Persis A. Cash, Respondent, v. Village of Franklinville and Others, Appellants.
Villages — action to restrain village from constructing sidewalk on ground that notice served on property owner was defective — village has power to construct sidewalk irrespective of valid notice — defect in notice is defense only to proceedings to compel property owner to pay.
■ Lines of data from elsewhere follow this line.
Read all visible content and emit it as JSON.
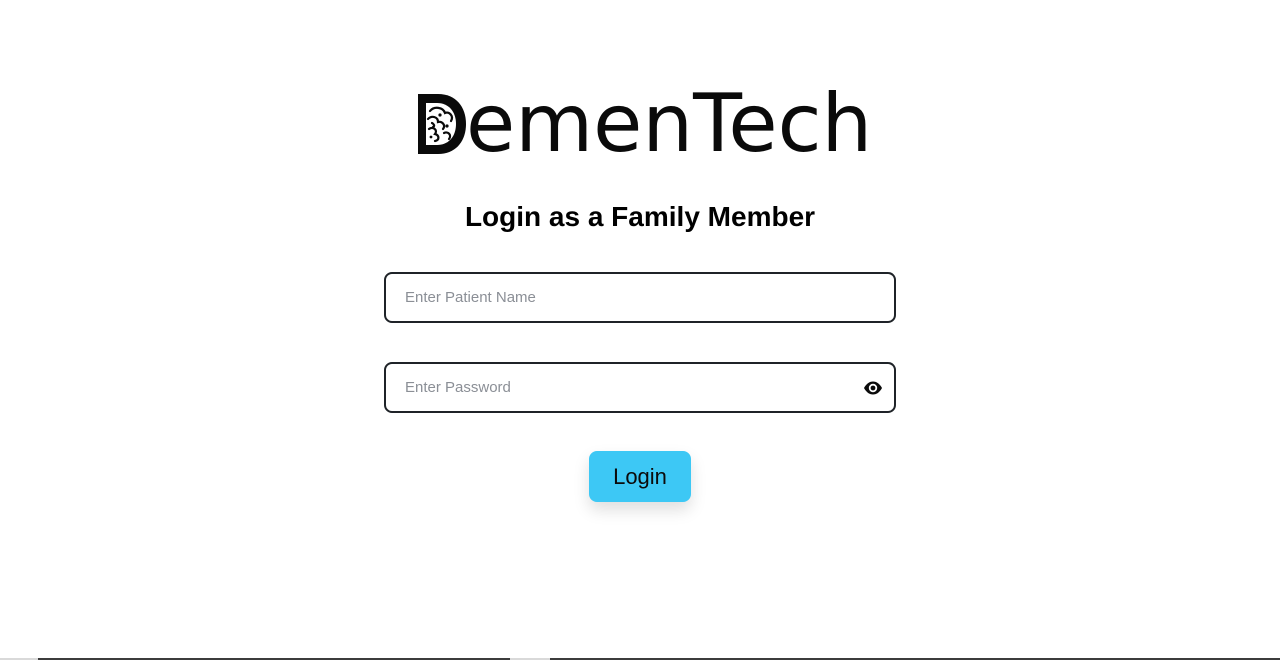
{
  "logo": {
    "text": "emenTech",
    "full_text": "DemenTech"
  },
  "heading": "Login as a Family Member",
  "form": {
    "patient_name": {
      "placeholder": "Enter Patient Name",
      "value": ""
    },
    "password": {
      "placeholder": "Enter Password",
      "value": "",
      "toggle_icon": "eye-icon"
    },
    "login_label": "Login"
  },
  "colors": {
    "accent": "#3dc8f5",
    "border": "#1f2328",
    "placeholder": "#8b8f96"
  }
}
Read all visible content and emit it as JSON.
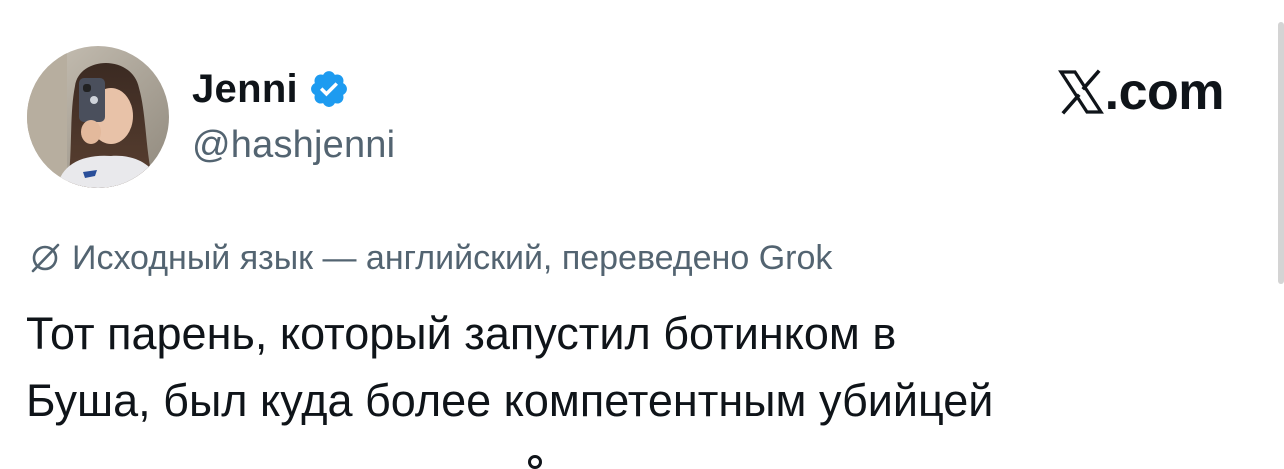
{
  "author": {
    "display_name": "Jenni",
    "handle": "@hashjenni",
    "verified": true,
    "avatar_icon": "profile-photo-avatar",
    "badge_icon": "verified-check-icon"
  },
  "brand": {
    "logo_text": ".com",
    "logo_icon": "x-logo-icon"
  },
  "translation": {
    "icon": "translate-icon",
    "note": "Исходный язык — английский, переведено Grok"
  },
  "tweet": {
    "line1": "Тот парень, который запустил ботинком в",
    "line2": "Буша, был куда более компетентным убийцей"
  },
  "colors": {
    "text_primary": "#0f1419",
    "text_secondary": "#536471",
    "verified_blue": "#1d9bf0",
    "background": "#ffffff"
  }
}
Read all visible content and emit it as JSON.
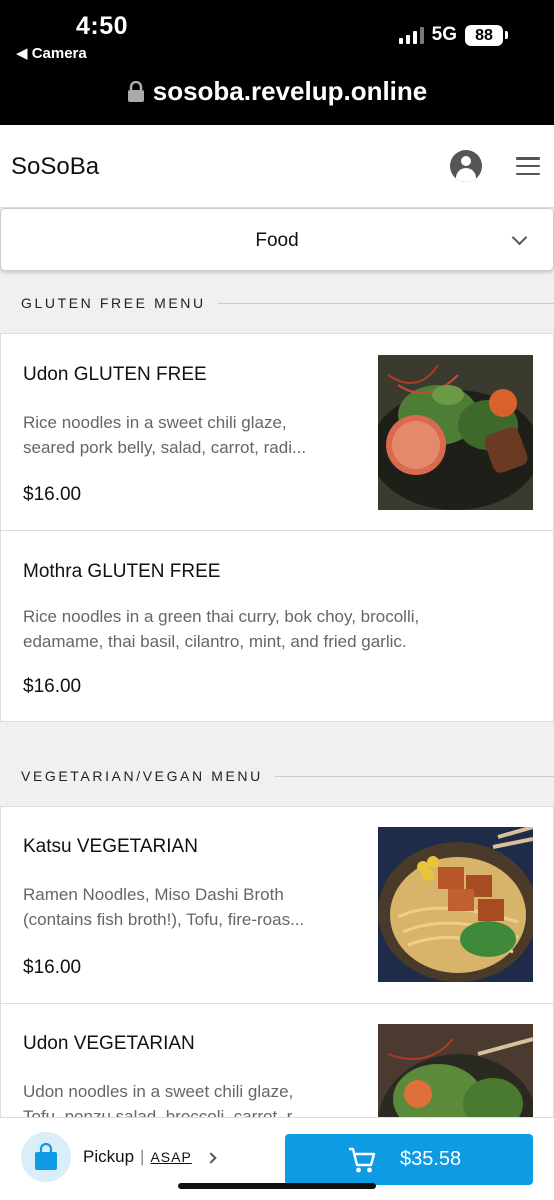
{
  "status_bar": {
    "time": "4:50",
    "back_app": "◀ Camera",
    "network": "5G",
    "battery": "88",
    "url": "sosoba.revelup.online"
  },
  "header": {
    "brand": "SoSoBa"
  },
  "category": {
    "selected": "Food"
  },
  "sections": [
    {
      "title": "GLUTEN FREE MENU",
      "items": [
        {
          "name": "Udon GLUTEN FREE",
          "desc_line1": "Rice noodles in a sweet chili glaze,",
          "desc_line2": "seared pork belly, salad, carrot, radi...",
          "price": "$16.00"
        },
        {
          "name": "Mothra GLUTEN FREE",
          "desc_line1": "Rice noodles in a green thai curry, bok choy, brocolli,",
          "desc_line2": "edamame, thai basil, cilantro, mint, and fried garlic.",
          "price": "$16.00"
        }
      ]
    },
    {
      "title": "VEGETARIAN/VEGAN MENU",
      "items": [
        {
          "name": "Katsu VEGETARIAN",
          "desc_line1": "Ramen Noodles, Miso Dashi Broth",
          "desc_line2": "(contains fish broth!), Tofu, fire-roas...",
          "price": "$16.00"
        },
        {
          "name": "Udon VEGETARIAN",
          "desc_line1": "Udon noodles in a sweet chili glaze,",
          "desc_line2": "Tofu, ponzu salad, broccoli, carrot, r..."
        }
      ]
    }
  ],
  "bottom_bar": {
    "pickup_label": "Pickup",
    "separator": "|",
    "time_label": "ASAP",
    "cart_total": "$35.58"
  },
  "colors": {
    "accent": "#0d9be3",
    "bag_bg": "#d9eef9"
  }
}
Appeal from a judgment of the Supreme Court, entered in the Cattaraugus county clerk’s office on July 30, 1923, upon the decision of the court permanently restraining the defendant from interfering with plaintiff’s sidewalk in front of her premises and from constructing any other or different sidewalk upon any other or different grade.
[MAJORITY — Feb Curiam:]
Feb Curiam:
Irrespective of notice to the plaintiff, the defendant, under section 161 of the Village Law, was empowered to construct a new sidewalk. If the notice served was defective, and the village thereafter laid the walk, the plaintiff or her successor in ownership could successfully resist the payment to the village of the expense of making the improvement. The doing of the work by the defendant, however, should not be enjoined. We, therefore, need not, and do not, pass upon the sufficiency of the notice.
All concur. Present — Hubbs, P. J., Clark, Sears, Crouch and Taylor, JJ.
Judgment reversed on the law, with costs, and complaint dismissed, without costs. Finding of fact numbered ninth in the decision is reversed, and the conclusions of law are disapproved.